The South Carolina automotive industry, even with the impact of COVID-19, is looking up, Amy Tinsley, executive director of the SC Automotive Council told a group investors at a recent Upstate SC Alliance’s monthly Coffee & Conversation event.
Tinsley said the automotive industry brings in $27 billion in annual investment to the state, and over the past 10 years, the growth rate in the state has topped out at 186.1%, compared with the Southeast’s already healthy 83.9% over the same time period.
“We’re headed in the right direction,” she said.
However, the state has experienced some of the same issues affecting other industries, like the lingering threat of COVID-19, problems finding workers and the semiconductor shortage. While pre-COVID rates were hovering around 17 million vehicles sold in the U.S., the number dropped to 16 million in 2020. Because of the semiconductor shortage, the number dropped again to a projected 13.5 million for 2021.
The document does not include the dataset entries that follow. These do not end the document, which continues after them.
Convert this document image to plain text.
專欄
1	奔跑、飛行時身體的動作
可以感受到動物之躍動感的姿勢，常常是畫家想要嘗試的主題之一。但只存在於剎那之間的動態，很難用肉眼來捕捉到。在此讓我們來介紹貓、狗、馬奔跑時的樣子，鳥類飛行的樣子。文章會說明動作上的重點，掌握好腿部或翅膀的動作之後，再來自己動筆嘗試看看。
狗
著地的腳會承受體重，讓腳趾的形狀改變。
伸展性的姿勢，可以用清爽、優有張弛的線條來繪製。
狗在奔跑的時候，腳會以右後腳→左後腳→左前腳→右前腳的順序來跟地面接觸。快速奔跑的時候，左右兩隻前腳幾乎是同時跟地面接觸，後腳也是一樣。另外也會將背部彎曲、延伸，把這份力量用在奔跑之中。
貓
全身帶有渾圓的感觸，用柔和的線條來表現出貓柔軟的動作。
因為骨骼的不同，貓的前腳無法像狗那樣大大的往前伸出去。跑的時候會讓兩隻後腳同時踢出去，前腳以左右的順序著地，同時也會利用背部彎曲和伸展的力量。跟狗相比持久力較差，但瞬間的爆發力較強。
Tinsley said a number of national and global firms were addressing the shortage, but industry experts expect the semiconductor shortage to continue to affect production into 2022 — and possibly 2023.
Another major issue affecting the auto industry is the shift toward electric vehicles. While in the past, the industry has experimented with new internal-combustion engines, nearly all automakers, including those with a strong presence within South Carolina, are looking at EV. In addition, there will be a shift toward automated, connected and shared vehicles.
As technology advances, including adding charging locations and developing more efficient batteries, Tinsley sees the percentage of electric vehicles increasing greatly.
There is also pending legislation at both the state and federal level, like adding charging stations, improving semiconductor manufacturing and reducing foreign tariffs, that are making the switch easier on consumers. However, she noted there are a number of challenges to overcome, like the incompatibility with different manufacturers’ chargers.
“It’s an evolution, not a revolution,” Tinsley said.